Tony Windsor began and ends his political career with hung parliaments. He was elected as an independent to the New South Wales Parliament in 1991, at the same election that reduced Nick Greiner, remarkably, to a minority government. As for why Windsor was an independent, rather than the Nationals MP he originally was a candidate to become, you can ask the NSW Nationals. As they would learn repeatedly over the ensuing two decades, you mess with Tony Windsor at your peril.
Greiner himself didn’t last much longer after the Metherell affair. But the Greiner-Fahey government, despite its minority status, ran full term, with Windsor’s support — demonstrating that hung parliaments can be stable and deliver outcomes. Bob Carr only narrowly won power in 1995.
Windsor, knowingly or not, created a brand — the independent who saw how much for granted the Nationals, particularly in NSW, took the bush, and offered an alternative. He held his seat in 1995, again in 1999, and then in 2001 tried for a federal seat. And not just any federal seat, but New England, Nationals heartland and the one-time kingdom of Nats leader Ian Sinclair. Windsor handily defeated Sinclair’s successor, Stuart St Clair. Six years before, Peter Andren had entered politics and seized Calare from the Nationals.
Rob Oakeshott was to match Windsor’s achievement, though not his longevity. Oakeshott had a longer heritage within the Nationals, having worked for future leader Mark Vaile, being elected in 1996, and earning a shadow ministry after 1999. Oakeshott seemed a fresh, young, different face for the Nats. But in 2002 he walked, unhappy about the party’s social conservatism. Like Windsor, Oakeshott build up his vote in his state seat, winning in 2003 and 2007, aided by Bob Carr’s canny co-operation in delivering funding for his seat.

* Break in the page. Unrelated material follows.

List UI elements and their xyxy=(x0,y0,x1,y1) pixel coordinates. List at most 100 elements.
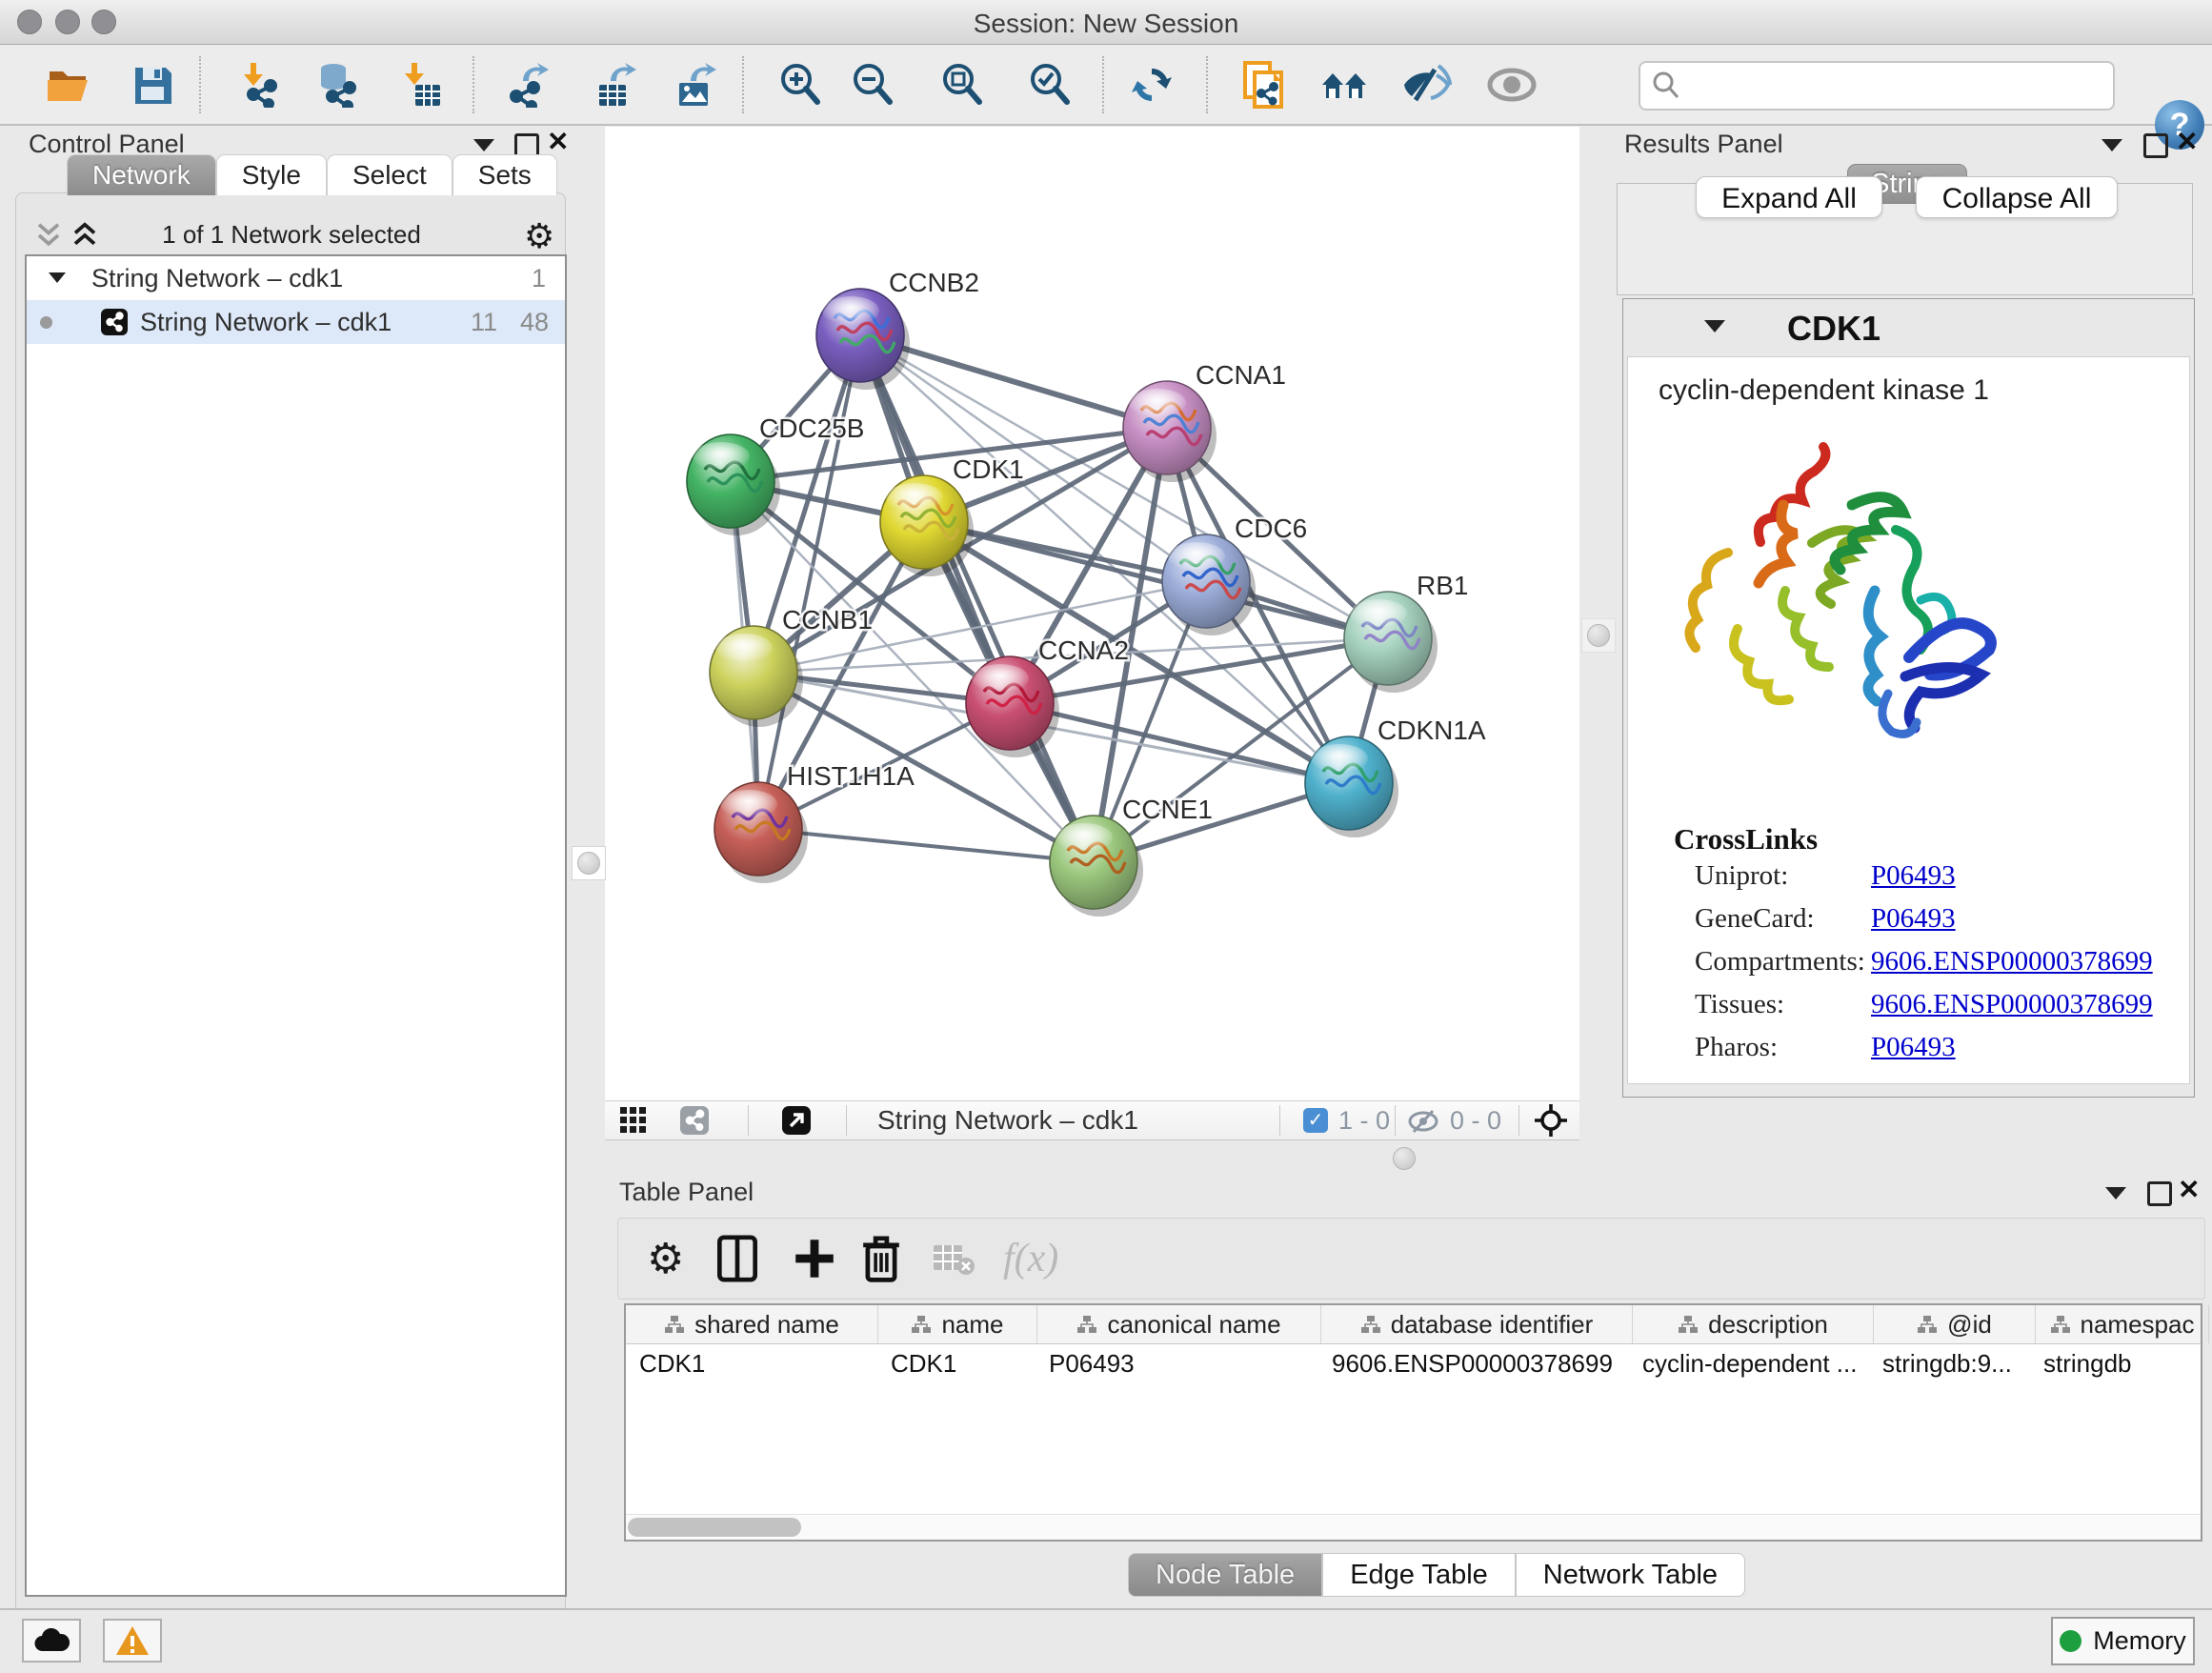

In 2008, after Vaile left politics, Oakeshott followed Windsor into federal Parliament, taking another former leader’s seat.
Neither garnered much attention until the 2010 election thrust them into public consciousness. Windsor and Oakeshott worked with Bob Katter — yet another former Nat (indeed, a former Joh Bjelke-Petersen minister, no less) in the negotiations with Julia Gillard and Tony Abbott. It was to Windsor that Abbott made his infamous comment that the only thing he wouldn’t do to be prime minister was sell his arse.
But delivering support to Labor was the easy part — for the all the bile and hatred directed at them ever since by conservatives. Windsor and Oakeshott, along with the other independents and Greens MP Adam Bandt, became the crucial votes for passage of any contested legislation through the House of Representatives, placing a huge burden of work on them to be across every controversial issue. Only last night, Windsor was locked in discussions over the fate of the government’s 457 visa bill, trying to find a solution to what he says are abuses of the system, albeit not on the scale claimed by the government, but without imposing burdens on business.
For much of the last three years, Windsor and Oakeshott have looked like the only adults in Parliament — particularly Windsor, who always seemed to take seriously the stuff that needed to be taken seriously but knew that most of the rest was nonsense. Windsor also had a healthy scepticism of the media, deriding the pretensions of News Ltd, which openly declared war on Oakeshott, and noting the inability of press gallery journalists to cope with the idea of a hung parliament and the scary idea that legislation might actually be debated, negotiated and amended rather than being rubber-stamped by Parliament.
After all that, it’s actually fitting both will go out of politics together. Oakeshott was facing defeat at the hands of his former party in Lyne. Windsor would have seen off the threat of Barnaby Joyce, whose crass populism is less appealing to the gentry of New England than to Queenslanders; Joyce, who was facing the end of his political career in September, must be overjoyed his path to the deputy prime ministership is now open again. “The world is run by those that turn up,” Windsor said this morning. If Windsor had stood again, it would have been 25 years in parliaments. As they say in the classics, you get less for murder.
Both are proud of their achievements in this term of Parliament; both readily admit they could have done better, particularly on asylum seekers. Apart from anything else, with their departure goes some much-needed candour from MPs who never stuck to talking points in explaining themselves or their policies; indeed, they never even had talking points to stick to. Who knows, we might get lucky and see their example rub off on some of those left behind.